Nur als das Mädchen das Schafott betrat, wurde alles anders. Der junge Magier war ebenfalls anwesend. Er sprang hinauf und nahm das Mädchen in die Arme. Seine Stimme hallte weit über den Platz, als er ausrief: ›Ich bekenne hiermit meine Liebe zu ihr, und alle sind meine Zeugen. Niemals mehr soll der Fluch wirksam werden. Ich habe die Tage benutzt, um in mich zu gehen. Hiermit opfere ich mein Leben und meinen Geist, denn meine Liebe verbündet sich mit der Magie des Guten. Das Böse soll besiegt werden und Bloodstone in Zukunft verschonen.‹
Da löste sich der Kopf der Hexe von dem Mädchen, mit dem er verbunden war, und lachte gellend.

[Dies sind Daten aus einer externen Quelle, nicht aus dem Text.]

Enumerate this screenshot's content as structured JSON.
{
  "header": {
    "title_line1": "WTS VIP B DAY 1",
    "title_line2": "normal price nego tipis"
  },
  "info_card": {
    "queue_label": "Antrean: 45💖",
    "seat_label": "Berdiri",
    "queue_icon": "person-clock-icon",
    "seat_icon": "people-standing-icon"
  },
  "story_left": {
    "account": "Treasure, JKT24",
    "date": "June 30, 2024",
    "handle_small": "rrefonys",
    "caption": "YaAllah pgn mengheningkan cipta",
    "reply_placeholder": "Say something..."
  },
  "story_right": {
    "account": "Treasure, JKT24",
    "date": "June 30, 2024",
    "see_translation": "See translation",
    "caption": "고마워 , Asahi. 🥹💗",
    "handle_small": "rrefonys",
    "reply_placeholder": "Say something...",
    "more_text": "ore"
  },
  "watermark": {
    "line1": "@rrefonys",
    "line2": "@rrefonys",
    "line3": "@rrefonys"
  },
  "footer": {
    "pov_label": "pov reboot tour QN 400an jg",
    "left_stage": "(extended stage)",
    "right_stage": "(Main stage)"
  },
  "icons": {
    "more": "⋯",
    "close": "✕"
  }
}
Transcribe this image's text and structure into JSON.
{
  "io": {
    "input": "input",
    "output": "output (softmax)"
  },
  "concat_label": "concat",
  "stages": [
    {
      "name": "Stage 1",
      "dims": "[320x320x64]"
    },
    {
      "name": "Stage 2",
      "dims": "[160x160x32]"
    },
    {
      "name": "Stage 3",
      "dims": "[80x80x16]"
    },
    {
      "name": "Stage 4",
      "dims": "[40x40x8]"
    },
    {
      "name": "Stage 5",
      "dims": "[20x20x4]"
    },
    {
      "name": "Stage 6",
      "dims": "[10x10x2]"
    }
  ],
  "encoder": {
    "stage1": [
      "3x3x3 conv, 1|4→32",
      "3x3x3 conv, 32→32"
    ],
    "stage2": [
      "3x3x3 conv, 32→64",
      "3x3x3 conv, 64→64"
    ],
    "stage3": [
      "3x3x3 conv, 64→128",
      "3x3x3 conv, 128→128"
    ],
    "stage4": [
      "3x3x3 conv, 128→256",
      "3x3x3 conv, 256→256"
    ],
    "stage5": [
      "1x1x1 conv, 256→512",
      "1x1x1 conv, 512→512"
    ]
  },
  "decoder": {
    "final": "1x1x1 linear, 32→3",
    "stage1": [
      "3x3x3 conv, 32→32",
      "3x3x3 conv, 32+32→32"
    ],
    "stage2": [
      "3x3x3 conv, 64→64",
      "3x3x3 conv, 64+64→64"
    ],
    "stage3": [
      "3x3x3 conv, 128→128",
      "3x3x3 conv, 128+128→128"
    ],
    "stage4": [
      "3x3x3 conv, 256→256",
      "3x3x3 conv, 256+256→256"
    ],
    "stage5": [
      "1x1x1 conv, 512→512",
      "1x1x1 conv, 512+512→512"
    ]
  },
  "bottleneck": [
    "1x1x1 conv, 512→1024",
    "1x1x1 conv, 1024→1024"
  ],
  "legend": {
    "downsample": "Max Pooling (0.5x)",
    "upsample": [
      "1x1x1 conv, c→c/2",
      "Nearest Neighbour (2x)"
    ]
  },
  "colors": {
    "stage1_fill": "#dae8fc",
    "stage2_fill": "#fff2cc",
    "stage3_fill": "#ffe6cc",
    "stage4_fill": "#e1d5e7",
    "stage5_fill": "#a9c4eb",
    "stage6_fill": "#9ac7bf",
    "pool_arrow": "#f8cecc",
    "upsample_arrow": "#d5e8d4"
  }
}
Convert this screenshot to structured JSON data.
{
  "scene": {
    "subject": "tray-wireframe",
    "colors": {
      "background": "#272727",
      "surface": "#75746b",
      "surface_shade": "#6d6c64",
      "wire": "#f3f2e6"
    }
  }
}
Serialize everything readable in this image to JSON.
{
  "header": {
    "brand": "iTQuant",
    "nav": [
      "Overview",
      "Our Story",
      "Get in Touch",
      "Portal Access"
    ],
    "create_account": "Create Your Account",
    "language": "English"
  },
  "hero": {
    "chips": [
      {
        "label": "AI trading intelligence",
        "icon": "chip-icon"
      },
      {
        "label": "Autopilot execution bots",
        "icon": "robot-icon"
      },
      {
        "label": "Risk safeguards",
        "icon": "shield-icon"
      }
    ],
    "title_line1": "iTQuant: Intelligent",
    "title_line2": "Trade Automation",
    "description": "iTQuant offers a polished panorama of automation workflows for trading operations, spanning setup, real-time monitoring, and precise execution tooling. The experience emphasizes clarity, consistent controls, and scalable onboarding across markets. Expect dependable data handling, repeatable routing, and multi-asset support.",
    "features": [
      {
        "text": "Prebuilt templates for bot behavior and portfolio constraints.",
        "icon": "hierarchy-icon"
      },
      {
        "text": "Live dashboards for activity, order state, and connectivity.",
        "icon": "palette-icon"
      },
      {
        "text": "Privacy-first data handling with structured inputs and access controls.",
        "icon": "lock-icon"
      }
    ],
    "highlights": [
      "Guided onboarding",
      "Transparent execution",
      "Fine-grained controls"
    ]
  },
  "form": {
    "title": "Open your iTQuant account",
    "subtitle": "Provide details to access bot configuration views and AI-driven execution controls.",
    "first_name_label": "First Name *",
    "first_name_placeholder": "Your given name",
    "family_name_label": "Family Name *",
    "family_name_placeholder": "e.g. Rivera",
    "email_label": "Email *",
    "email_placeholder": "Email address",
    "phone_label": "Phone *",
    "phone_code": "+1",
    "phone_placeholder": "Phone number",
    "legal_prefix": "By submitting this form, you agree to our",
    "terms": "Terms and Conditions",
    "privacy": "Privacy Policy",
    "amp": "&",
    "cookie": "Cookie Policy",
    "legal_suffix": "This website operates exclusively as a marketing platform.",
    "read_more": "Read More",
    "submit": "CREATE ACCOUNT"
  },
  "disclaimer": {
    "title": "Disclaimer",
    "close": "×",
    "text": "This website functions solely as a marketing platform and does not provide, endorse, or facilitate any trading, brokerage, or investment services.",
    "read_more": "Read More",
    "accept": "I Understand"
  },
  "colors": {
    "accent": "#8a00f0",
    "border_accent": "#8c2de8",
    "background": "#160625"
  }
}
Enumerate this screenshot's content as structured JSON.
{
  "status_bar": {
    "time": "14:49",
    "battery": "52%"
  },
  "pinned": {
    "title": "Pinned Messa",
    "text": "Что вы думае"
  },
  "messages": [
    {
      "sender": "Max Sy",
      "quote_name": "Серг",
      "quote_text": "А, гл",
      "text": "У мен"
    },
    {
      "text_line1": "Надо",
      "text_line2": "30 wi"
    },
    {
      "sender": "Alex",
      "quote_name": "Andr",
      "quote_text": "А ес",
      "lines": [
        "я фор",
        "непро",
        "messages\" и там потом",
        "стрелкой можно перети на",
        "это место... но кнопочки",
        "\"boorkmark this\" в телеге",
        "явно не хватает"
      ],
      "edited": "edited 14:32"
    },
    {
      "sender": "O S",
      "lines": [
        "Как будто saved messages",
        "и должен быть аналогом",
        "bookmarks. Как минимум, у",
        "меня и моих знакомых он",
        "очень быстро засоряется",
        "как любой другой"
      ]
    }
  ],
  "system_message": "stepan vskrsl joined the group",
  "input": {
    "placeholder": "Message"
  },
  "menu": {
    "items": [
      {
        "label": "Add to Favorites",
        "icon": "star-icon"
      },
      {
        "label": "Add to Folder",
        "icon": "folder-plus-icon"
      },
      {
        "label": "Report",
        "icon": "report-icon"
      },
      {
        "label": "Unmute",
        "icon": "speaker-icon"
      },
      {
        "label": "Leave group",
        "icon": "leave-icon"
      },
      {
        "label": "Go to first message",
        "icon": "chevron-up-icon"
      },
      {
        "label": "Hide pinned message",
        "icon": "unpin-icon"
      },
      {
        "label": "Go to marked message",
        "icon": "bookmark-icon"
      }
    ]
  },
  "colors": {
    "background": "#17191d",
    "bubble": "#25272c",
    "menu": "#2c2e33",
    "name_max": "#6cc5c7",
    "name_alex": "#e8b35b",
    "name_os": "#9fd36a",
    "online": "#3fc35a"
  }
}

›Du Narr, glaubst du wirklich, mit deinen schwachen Kräften die Gerechtigkeit des Teufels aufhalten zu können?‹
›Ja, das glaube ich‹, rief er unbeirrt. ›Alle sehen, wie sehr ich die Unglückliche liebe, und mein Herz ist voller Mitleid mit dir.‹
›Du bist längst ein Verdammter und kannst gar nichts dagegen tun. Dein Leben und deinen Geist willst du opfern? Daß ich nicht lache. Sie gehören dir längst nicht mehr, sondern unterliegen dem Fluch. Man kann nichts opfern, was längst einem anderen zugesprochen ist. Begreife es, Narr, und begreife auch, daß ich dich vernichten kann. Der Henker steht bereit. Er wird sein Werk vollenden, und dann wirst du meiner Rache unterliegen.‹
Die Tochter der Wirtin legte ihren Kopf auf den Richtblock, und ihr Geliebter war wie gelähmt. Er konnte nichts dagegen tun, mußte tatenlos zusehen, wie die Geliebte ihr Leben aushauchte. Und dann stürzte sich der Kopf der Hexe auf ihn, um ihn zu töten. Die Bewohner von Bloodstone hielten den Atem an, als sie das sahen, denn der junge Magier konnte sich tatsächlich gegen den Angriff wehren. Seine Kräfte reichten dafür aus. Er gab dem Henker einen Stoß und warf sich über den Leichnam der Geliebten. Immer wieder rief er in verzehrender Liebe ihren Namen. Dagegen konnte die Hexe nichts ausrichten. Auch der Henker war offensichtlich machtlos.
Der junge Magier nahm den Leichnam der Hingerichteten auf und trug ihn zum Feuer. Mitten hinein schritt er. Die Bewohner von Bloodstone sahen ihn so lange aufrecht in den prasselnden Flammen stehen, bis ihn das Feuer verzehrt hatte.
Später, als man die Asche untersuchte, fand man nicht die geringste Spur der beiden.